Where did they go? The publishers of these titles have a pretty good fix on the demographics and psychographics of their readers: age, income, mindset, etc. Those former subscribers are certainly still out there.
In most cases they still don't trust the medical establishment to be giving them the right information. Where are they getting health information now? Online? From the internet? From Dr. Tim Johnson on Good Morning America? I don't know. But, like the stock market wealth in paragraph two, they're gone.
But--and this is an important point that savvy publishers are taking to the bank--if some print newsletter subscribers are "gone," perhaps they are being replaced with a new type of prospect. With the steady increase in the educated, relatively affluent population, the demand for information is certainly not gone. It's even growing.
Perhaps the future for newsletter publishers is not tied to 8 1/2 x 11" printed pieces of paper. Newsletter publishers need to approach readers in the formats they prefer--any type of format: vibrant web sites, e-mail newsletters, interactive e-mail alerts, PDF files, as well as print products that can be absorbed at the subscriber's leisure.
The stock market will surely come back again eventually--although as J.M. Keynes famously observed, in the long run we are all dead. I'm less sure about newsletter subscribers. Like the Ice Capades ticket buyers of yore, they may just be "gone for good."

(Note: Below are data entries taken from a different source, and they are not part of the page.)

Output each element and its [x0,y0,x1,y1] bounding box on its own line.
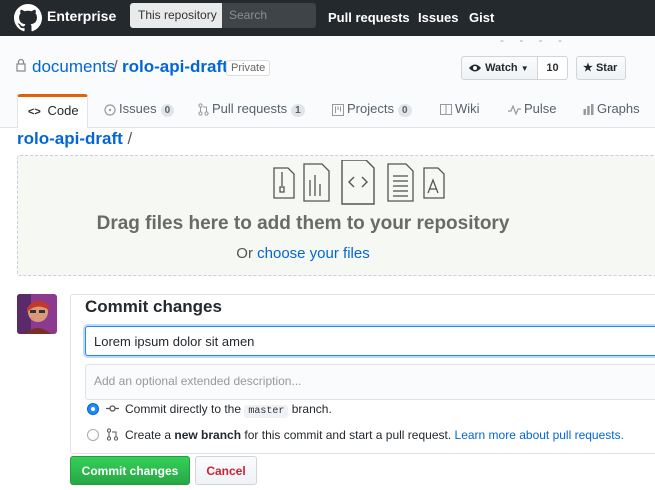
repo-path-separator: / [113,57,118,76]
lock-icon [16,58,26,72]
tab-code[interactable]: <> Code [17,94,88,128]
breadcrumb-separator: / [127,129,133,148]
nav-pull-requests[interactable]: Pull requests [328,10,410,25]
tab-issues-count: 0 [160,104,175,117]
cancel-button[interactable]: Cancel [195,456,257,485]
dropzone-title: Drag files here to add them to your repo… [96,213,510,234]
repo-name-link[interactable]: rolo-api-draft [122,57,228,77]
tab-pull-requests-count: 1 [291,104,305,117]
star-icon: ★ [583,62,593,74]
dropzone-prefix: Or [236,245,258,262]
commit-direct-prefix: Commit directly to the [125,402,242,416]
tab-wiki-label: Wiki [455,101,480,116]
eye-icon [469,64,481,72]
tab-projects-count: 0 [397,104,412,117]
graph-icon [583,104,594,116]
repo-owner-link[interactable]: documents [32,57,115,77]
code-file-icon [341,160,375,205]
commit-direct-suffix: branch. [291,402,332,416]
github-logo-icon[interactable] [14,4,42,32]
choose-files-link[interactable]: choose your files [257,245,370,262]
file-dropzone[interactable]: Drag files here to add them to your repo… [17,155,655,276]
tab-pull-requests-label: Pull requests [212,101,288,116]
tab-issues[interactable]: Issues 0 [104,94,175,128]
repository-header: documents / rolo-api-draft Private Watch… [0,36,655,128]
breadcrumb: rolo-api-draft / [17,129,132,149]
book-icon [440,104,452,116]
tab-projects-label: Projects [347,101,394,116]
tab-pulse-label: Pulse [524,101,557,116]
star-label: Star [595,62,618,74]
file-type-icons [273,160,445,205]
commit-description-input[interactable] [85,364,655,400]
tab-wiki[interactable]: Wiki [440,94,480,128]
new-branch-bold: new branch [174,428,242,442]
new-branch-text: Create a new branch for this commit and … [125,428,624,442]
top-navigation-bar: Enterprise This repository Pull requests… [0,0,655,36]
watch-button[interactable]: Watch ▼ [461,56,538,80]
brand-name: Enterprise [47,8,117,24]
watch-label: Watch [485,62,518,74]
commit-direct-option[interactable]: Commit directly to the master branch. [87,402,647,418]
issue-icon [104,103,116,116]
pull-request-icon [198,103,209,116]
commit-changes-button[interactable]: Commit changes [70,456,190,485]
nav-gist[interactable]: Gist [469,10,494,25]
zip-file-icon [273,167,295,199]
commit-direct-radio[interactable] [87,403,99,415]
search-scope-label[interactable]: This repository [130,3,225,28]
branch-name: master [244,405,289,418]
pulse-icon [508,104,521,115]
new-branch-rest: for this commit and start a pull request… [244,428,452,442]
commit-title: Commit changes [85,297,222,316]
star-button[interactable]: ★ Star [576,56,626,80]
new-branch-option[interactable]: Create a new branch for this commit and … [87,428,655,444]
breadcrumb-repo-link[interactable]: rolo-api-draft [17,129,123,148]
search-input[interactable] [222,3,316,28]
new-branch-radio[interactable] [87,429,99,441]
tab-projects[interactable]: Projects 0 [332,94,412,128]
chevron-down-icon: ▼ [520,64,529,73]
dropzone-subtitle: Or choose your files [18,245,588,262]
text-file-icon [387,163,414,202]
project-icon [332,103,344,116]
tab-code-label: Code [47,103,79,118]
tab-graphs[interactable]: Graphs [583,94,640,128]
pdf-file-icon [423,167,445,199]
new-branch-prefix: Create a [125,428,172,442]
learn-more-link[interactable]: Learn more about pull requests. [455,428,624,442]
commit-direct-text: Commit directly to the master branch. [125,402,332,418]
tab-graphs-label: Graphs [597,101,640,116]
code-icon: <> [28,105,41,118]
decorative-dashes: - - - - [500,33,568,47]
user-avatar-image [17,294,57,334]
tab-issues-label: Issues [119,101,157,116]
chart-file-icon [303,163,330,202]
pull-request-icon [106,428,119,441]
watch-count[interactable]: 10 [537,56,568,80]
tab-pull-requests[interactable]: Pull requests 1 [198,94,305,128]
git-commit-icon [106,405,119,412]
private-badge: Private [226,60,271,76]
tab-pulse[interactable]: Pulse [508,94,557,128]
avatar [17,294,57,334]
nav-issues[interactable]: Issues [418,10,458,25]
commit-summary-input[interactable] [85,326,655,356]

"Just now getting back to pre-9/11 sales"
I spoke recently with one of my favorite newsletter publishers, Mark Eversman of Paris Notes. He said, "It's been a relatively flat year for sales. We're just now getting back to pre-9/11 levels. I took a big hit with the direct mail piece I eventually sent out in November of last year. Response was off about 30 percent."

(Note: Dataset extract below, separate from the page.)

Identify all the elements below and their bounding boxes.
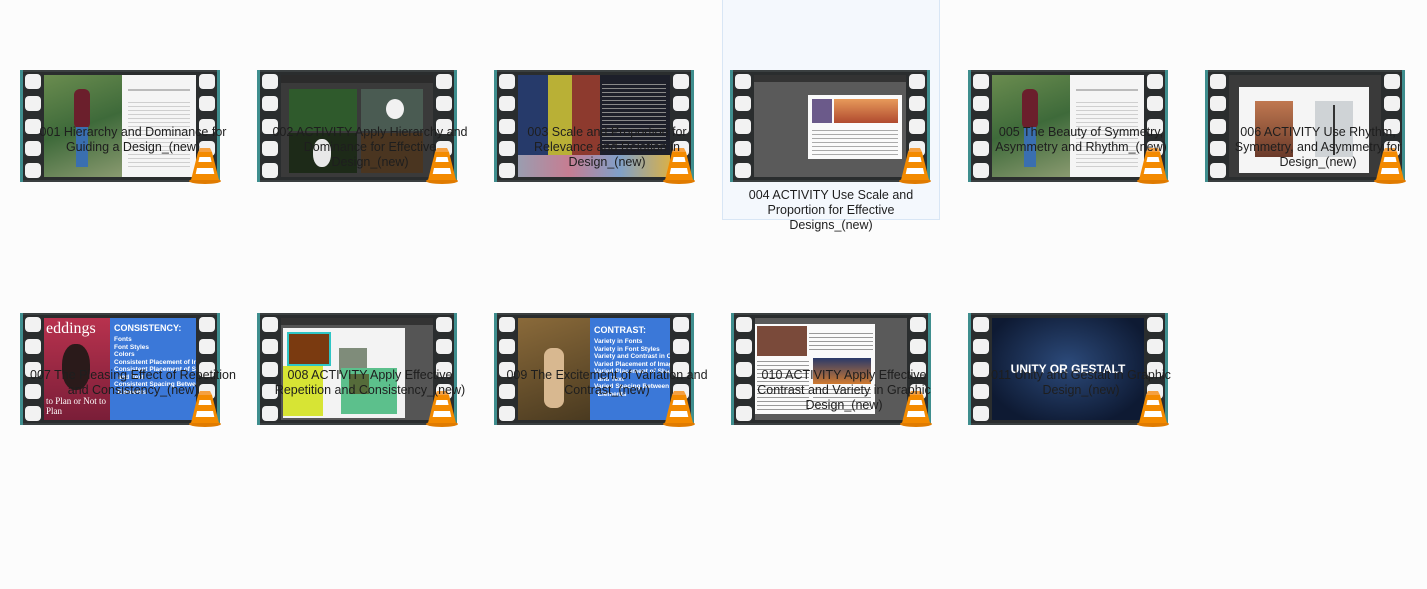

(Direct mailers in 2001 took the double hit from both the 9/11 attacks and the anthrax scare that had people afraid to open their mail. Eversman's experience pretty well mirrors the unscientific sampling of other newsletter publishers I've spoken with recently.)
I wasn't crass enough to push him for numbers, but I know Eversman well enough to understand that he's close enough with the dollar/franc/euro that he wouldn't ever plan to mail at a loss. At a $39/year price, even with his no-frills control, he'd need somewhere around a 1.3 percent response to break even.

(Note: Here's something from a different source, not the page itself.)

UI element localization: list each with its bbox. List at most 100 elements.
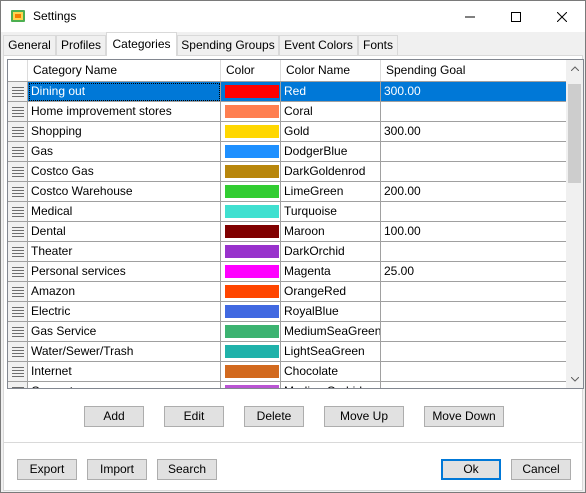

A 1.5 percent response at his mailing quantities (he's about to drop 250,000) would bring in an immediate profit of $20,000 to $25,000 and enough new subs to lead to modest overall circulation growth--maybe in the high single digit. Thirty percent off in response, however, leads to losing a similar amount of money and a decline in total subscribers.
Paris Notes does have a successful web site; they market its archive as "It's like getting two years free." That type of promotion and delivery may be the future for newsletters--finding the way deliver information to readers in a format that they are willing to pay for.